Erich Maria Remarque; adapted for the stage by Robin Kingsland
Nottingham Playhouse
(2006)

Mark Dempsey as Paul Baumer

It's taken nearly eighty years for Remarque's remarkable novel about the First World War - he wanted "to report on a generation that was destroyed by the war, even when it escaped the shells" - to be turned into a theatre piece. And that happened almost by accident.

Robin Kingsland went to look for a book to keep him occupied when he turned up early for a performance of one of his plays. He found All Quiet on the Western Front. He challenged himself to adapt it for the stage. While rehearsing for his part as Hollywood actor Peter Lawford in the Nottingham Playhouse production of Rat Pack Confidential, he mentioned to artistic director Giles Croft that he was writing a stage version of All Quiet.

Croft told Kingsland it was one of his favourite books and encouraged the writer to finish the script. The result is an immensely moving piece which is at times touching, harrowing and even quite funny.

It's not as bleak as some other plays about war, such as R C Sherriff's Journey's End, but it's just as poignant because it's told from the Germans' point of view and illustrates graphically that soldiers do as they're told. As one of them points out when he kills one of the enemy: "I didn't have a choice - we kill or be killed."

All Quiet records how Paul Baumer, a butterfly catcher fresh from school, and his mates enlist in the German army when their patriotism could hardly have been greater.

However, they soon find that their aspirations and dreams are shattered because life in the trenches is starkly different from what they were anticipating. As one of the regiment remarks, "We were going to take the future by storm. Now the storm's taken our future."

Mark Dempsey is astonishingly good as Baumer. We get a real sense of the character's youthfulness and innocence which quickly disappear as the challenges of war sap his resilience. Dempsey shows palpable fear when he's lost his pistol during battle; anguish when he stabs one of the enemy but can't finish him off; and torture when he finds his hands are covered with the other man's blood.

Nine other actors play members of Baumer's regiment and keep the action moving along at a brisk pace. Whenever you settle back and think nothing untoward is happening, you're immediately jolted out of your complacency by a cacophony of war noise.
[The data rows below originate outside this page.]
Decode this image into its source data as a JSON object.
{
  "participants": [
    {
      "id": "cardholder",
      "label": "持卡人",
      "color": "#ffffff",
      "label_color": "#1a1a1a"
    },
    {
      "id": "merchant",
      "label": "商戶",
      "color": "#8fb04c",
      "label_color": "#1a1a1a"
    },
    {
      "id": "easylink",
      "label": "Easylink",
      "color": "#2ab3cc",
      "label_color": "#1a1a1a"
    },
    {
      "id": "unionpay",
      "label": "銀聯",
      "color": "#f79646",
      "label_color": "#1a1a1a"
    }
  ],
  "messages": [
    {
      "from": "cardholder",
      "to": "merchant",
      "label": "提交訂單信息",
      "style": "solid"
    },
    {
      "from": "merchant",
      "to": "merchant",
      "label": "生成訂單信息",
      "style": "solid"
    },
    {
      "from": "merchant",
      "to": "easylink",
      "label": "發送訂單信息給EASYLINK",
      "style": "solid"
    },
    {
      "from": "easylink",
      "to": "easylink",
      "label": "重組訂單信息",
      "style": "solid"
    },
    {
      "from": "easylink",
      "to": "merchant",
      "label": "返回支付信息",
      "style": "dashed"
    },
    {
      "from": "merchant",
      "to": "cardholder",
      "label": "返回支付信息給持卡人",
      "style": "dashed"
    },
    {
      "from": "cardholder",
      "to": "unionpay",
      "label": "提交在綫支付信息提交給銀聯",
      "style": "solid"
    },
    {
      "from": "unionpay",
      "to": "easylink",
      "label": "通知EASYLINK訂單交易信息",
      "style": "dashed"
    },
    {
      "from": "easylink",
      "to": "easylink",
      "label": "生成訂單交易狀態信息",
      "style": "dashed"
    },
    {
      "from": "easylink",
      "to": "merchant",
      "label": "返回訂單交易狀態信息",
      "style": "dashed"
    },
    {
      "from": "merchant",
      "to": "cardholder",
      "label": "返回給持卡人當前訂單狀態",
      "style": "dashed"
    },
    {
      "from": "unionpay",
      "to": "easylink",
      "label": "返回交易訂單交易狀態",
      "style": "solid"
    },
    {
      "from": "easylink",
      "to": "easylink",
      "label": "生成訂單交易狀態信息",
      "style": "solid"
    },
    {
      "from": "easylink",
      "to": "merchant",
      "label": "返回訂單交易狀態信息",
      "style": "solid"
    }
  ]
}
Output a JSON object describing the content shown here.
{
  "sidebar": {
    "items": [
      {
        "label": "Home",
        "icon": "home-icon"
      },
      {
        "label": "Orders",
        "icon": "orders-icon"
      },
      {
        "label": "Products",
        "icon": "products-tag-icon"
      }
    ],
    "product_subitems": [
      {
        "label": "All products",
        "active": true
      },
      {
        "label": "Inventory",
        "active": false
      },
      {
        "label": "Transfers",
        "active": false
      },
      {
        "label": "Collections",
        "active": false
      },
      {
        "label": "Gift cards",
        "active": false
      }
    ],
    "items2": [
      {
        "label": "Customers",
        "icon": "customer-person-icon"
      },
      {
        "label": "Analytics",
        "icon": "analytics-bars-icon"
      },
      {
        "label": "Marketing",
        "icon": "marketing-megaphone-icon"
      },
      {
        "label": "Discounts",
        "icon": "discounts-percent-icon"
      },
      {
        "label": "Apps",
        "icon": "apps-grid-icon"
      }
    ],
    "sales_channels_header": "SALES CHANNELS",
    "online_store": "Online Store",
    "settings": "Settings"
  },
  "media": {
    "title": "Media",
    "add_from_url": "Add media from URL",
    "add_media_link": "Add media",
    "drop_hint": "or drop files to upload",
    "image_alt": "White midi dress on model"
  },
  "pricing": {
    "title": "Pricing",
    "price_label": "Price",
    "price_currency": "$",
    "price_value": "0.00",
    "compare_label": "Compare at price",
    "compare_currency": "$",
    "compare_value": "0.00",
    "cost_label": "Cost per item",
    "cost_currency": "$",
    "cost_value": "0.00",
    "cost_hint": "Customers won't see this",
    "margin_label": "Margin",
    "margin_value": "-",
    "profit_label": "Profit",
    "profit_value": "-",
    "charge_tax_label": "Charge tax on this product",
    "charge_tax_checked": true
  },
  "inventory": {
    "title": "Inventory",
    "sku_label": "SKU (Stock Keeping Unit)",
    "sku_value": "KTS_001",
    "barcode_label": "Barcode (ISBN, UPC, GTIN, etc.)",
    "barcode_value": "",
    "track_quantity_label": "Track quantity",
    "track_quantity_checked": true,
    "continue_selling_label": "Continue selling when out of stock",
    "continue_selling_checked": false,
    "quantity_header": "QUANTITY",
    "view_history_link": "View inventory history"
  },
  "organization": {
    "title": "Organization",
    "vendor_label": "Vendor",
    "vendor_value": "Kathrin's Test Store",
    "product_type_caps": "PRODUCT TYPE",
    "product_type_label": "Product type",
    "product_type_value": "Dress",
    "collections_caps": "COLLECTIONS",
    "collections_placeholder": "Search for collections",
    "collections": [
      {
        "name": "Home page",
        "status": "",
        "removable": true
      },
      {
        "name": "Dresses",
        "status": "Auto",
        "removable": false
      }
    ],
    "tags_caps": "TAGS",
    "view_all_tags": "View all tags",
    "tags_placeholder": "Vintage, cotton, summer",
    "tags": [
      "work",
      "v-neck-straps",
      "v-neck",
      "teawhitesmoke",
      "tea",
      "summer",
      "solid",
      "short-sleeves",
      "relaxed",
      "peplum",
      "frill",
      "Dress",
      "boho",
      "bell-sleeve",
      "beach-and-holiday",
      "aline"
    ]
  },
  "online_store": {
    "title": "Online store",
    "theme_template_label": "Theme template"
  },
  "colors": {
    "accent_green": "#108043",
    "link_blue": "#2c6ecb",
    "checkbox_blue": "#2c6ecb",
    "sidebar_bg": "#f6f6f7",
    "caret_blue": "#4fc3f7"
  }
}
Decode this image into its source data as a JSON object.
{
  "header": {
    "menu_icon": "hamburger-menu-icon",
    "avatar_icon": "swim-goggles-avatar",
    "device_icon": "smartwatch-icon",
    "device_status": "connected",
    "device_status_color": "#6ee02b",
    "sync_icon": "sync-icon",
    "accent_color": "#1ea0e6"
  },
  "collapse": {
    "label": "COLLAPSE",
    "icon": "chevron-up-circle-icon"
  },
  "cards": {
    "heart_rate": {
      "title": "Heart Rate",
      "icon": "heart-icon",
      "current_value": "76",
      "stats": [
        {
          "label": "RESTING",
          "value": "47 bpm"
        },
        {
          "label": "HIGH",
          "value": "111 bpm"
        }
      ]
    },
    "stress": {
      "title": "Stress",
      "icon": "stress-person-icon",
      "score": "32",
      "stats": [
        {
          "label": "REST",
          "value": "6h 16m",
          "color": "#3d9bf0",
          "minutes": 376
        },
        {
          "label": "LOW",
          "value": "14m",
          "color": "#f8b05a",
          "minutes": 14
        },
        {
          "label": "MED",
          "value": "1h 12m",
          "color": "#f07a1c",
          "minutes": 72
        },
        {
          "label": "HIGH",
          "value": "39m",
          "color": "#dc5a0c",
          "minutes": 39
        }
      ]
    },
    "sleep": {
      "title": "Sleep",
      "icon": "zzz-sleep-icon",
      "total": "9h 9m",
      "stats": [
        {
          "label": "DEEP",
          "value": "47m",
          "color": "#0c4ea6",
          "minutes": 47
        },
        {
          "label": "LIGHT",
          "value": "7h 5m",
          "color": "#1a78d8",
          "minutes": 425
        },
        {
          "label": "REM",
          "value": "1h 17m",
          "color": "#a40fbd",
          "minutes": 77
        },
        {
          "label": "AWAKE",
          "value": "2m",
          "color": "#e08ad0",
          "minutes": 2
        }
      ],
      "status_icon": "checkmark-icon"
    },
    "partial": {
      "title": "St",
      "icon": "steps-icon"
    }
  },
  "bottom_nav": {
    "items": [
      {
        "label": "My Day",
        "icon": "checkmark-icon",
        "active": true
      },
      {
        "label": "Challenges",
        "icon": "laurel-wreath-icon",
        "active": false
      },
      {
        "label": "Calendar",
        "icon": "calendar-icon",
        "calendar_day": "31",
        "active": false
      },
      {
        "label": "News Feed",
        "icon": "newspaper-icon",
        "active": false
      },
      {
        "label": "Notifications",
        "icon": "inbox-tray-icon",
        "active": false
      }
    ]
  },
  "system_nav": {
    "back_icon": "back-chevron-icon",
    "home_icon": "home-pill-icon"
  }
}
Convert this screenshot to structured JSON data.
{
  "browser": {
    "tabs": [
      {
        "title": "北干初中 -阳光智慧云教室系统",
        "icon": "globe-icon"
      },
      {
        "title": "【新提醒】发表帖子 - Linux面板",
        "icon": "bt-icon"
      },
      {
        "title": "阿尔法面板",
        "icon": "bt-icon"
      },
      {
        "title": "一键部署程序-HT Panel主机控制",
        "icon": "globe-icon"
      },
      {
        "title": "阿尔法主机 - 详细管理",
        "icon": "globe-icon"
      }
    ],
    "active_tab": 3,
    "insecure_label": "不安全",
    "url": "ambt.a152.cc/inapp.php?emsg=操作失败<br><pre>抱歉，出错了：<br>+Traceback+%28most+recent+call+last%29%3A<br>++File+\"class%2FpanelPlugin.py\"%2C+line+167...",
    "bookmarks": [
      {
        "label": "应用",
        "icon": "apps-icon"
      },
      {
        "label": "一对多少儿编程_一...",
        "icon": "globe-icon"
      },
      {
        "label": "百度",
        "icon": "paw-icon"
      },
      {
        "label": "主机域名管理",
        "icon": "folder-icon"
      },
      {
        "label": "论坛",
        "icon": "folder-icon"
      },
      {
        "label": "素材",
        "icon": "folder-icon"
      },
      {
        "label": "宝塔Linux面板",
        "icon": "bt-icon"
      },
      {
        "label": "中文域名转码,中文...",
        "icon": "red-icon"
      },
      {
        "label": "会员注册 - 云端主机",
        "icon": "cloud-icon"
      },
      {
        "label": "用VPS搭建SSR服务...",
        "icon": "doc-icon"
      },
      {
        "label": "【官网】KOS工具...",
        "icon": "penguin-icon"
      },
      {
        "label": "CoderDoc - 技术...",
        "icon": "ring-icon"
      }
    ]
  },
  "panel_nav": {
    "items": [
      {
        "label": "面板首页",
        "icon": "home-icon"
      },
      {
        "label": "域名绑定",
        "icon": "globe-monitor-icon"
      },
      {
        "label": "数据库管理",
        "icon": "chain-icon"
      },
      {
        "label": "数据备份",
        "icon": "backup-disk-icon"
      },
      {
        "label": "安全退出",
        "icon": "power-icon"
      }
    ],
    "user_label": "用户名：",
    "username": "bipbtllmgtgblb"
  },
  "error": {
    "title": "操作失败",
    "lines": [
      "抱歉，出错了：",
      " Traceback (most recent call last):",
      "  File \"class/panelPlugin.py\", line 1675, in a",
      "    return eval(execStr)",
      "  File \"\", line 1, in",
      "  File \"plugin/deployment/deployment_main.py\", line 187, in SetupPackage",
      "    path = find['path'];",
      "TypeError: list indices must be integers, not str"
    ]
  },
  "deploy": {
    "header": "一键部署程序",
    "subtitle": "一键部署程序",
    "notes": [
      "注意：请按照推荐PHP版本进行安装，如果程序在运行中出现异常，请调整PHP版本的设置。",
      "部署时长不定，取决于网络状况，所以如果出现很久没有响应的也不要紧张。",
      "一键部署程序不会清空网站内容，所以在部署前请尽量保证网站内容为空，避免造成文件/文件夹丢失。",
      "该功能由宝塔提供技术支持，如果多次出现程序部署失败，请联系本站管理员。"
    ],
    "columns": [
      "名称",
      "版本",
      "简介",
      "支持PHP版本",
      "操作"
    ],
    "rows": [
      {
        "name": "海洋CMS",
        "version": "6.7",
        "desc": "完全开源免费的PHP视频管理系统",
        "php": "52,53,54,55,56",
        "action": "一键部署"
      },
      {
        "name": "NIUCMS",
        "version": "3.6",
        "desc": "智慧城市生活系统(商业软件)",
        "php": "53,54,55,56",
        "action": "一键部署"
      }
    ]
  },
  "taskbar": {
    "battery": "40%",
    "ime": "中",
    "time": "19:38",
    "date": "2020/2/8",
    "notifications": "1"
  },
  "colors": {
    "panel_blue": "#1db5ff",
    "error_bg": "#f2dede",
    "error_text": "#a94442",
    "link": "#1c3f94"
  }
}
It's surprising just how effective a harmonica and a slamming trap door can be to conjure up the sound of a bomb going off.

Croft directs sensitively yet without being sensational, letting Kingsland's script tell the tale just as Remarque would have intended.

Phil Brunner's set, a split-level creation which earned him the Linbury Biennial Prize for Stage Design last year, adds to the atmosphere.

The only thing which bothered me about the production was having two women playing soldiers. Rachel Edwards and Sara Poyzer did a fine job but why were they taking men's roles?

Apart from that, this is a superb production in every sense. It's taken an exceptionally long time for someone to realise the potential of All Quiet on the Western Front as a stage play. It's every bit as powerful and perceptive now as it was when Remarque first wrote the novel.